At least, hopefully, one can get to a place where they can run to themselves.
Wow, the ending was a clincher. The format I feel could be played with a little, because its such a serious piece and it's important and I feel like it should look more hm... like, I'm not sure how to explain, but I feel like the line breaks could be better, and the lack of punctuation, too, could be fixed. But maybe it's also that the lack of punctuation is purposeful and you're using it to explain how everything is lowing into each other, without end and without order, but omg, that last line. I was reading it, and it was just such a sad piece and the final line collects everything before it and just hands it to the reader and says, "Look at me, I'm broken, but I'm art."
"We were supposed to wake each other up in the soft light
of a new day and then another and another until our days
faded into soft sunset"
My question for this is why did she swim back to shore? Is he or she still waiting for their partner to come get them.
Dreams of what could have, might have been if one had taken the other fork in the road... now relegated to another dimension. What is described here is quite a beautiful vision in time and space, romantic foreign names, places, yet it was a dream.

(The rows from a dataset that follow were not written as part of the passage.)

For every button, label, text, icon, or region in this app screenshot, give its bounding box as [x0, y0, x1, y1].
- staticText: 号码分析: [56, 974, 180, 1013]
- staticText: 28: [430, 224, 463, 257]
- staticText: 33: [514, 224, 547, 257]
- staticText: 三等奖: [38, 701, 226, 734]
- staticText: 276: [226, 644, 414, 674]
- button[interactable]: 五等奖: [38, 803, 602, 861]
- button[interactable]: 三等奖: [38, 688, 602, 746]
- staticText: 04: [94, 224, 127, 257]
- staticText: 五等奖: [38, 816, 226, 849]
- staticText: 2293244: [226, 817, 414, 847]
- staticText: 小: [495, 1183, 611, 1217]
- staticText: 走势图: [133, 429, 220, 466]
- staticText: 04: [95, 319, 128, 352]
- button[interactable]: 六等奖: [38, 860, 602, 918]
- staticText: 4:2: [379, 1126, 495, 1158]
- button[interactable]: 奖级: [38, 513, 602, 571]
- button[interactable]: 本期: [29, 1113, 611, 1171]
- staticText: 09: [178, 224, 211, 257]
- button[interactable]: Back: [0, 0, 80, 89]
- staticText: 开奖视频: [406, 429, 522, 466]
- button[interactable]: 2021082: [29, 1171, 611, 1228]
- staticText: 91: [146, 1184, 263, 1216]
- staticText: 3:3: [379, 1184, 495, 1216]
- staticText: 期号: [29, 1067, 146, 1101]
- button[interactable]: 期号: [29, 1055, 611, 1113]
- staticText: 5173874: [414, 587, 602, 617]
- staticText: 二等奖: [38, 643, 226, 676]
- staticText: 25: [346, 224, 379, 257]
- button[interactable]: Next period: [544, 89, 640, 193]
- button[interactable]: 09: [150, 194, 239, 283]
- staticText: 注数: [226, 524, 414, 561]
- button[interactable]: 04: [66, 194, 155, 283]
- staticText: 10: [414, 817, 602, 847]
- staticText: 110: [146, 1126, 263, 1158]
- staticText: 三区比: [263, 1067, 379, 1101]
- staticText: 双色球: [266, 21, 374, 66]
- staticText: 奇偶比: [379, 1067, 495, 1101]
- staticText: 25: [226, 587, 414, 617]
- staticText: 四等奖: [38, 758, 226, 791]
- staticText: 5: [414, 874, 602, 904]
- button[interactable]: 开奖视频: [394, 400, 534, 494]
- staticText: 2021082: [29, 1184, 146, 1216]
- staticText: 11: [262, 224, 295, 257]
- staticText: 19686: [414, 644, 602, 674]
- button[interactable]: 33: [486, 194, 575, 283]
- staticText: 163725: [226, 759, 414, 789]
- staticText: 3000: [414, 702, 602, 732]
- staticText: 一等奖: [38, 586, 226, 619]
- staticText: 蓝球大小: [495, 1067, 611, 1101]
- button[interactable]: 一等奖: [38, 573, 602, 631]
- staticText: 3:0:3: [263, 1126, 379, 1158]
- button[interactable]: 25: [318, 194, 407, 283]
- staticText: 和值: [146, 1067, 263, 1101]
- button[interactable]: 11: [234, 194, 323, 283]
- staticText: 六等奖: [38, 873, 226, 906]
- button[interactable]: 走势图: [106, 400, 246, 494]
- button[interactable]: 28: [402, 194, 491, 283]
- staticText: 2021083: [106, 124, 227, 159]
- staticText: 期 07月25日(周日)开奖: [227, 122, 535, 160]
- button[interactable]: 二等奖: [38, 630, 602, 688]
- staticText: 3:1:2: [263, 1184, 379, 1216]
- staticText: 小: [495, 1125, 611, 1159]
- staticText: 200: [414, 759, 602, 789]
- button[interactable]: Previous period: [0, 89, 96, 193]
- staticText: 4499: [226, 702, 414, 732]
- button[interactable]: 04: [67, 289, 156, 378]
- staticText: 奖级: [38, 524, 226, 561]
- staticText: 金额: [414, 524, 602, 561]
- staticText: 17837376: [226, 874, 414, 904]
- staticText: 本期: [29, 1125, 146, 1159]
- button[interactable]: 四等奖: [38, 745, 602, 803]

If a life can be cataloged such forks would be the index tabs, perhaps using one each color coded for sweet dreams, bitter holding-ons and continuing reality. We are free to indulge ourselves in the first two but it is the last that really matters. What colors do you choose your tabs to be?
Thanks for the tour and the swim. Happy Easter! It's a time we celebrate rebirth, new beginnings, resurrection, new life... and this recurring cycle has been recognized since long before mankind had the means to document that which unfolds itself so gloriously before us. I suppose there was a time when the celebration of Spring was for the fact that at least some if not all of the tribe had once again survived Winter.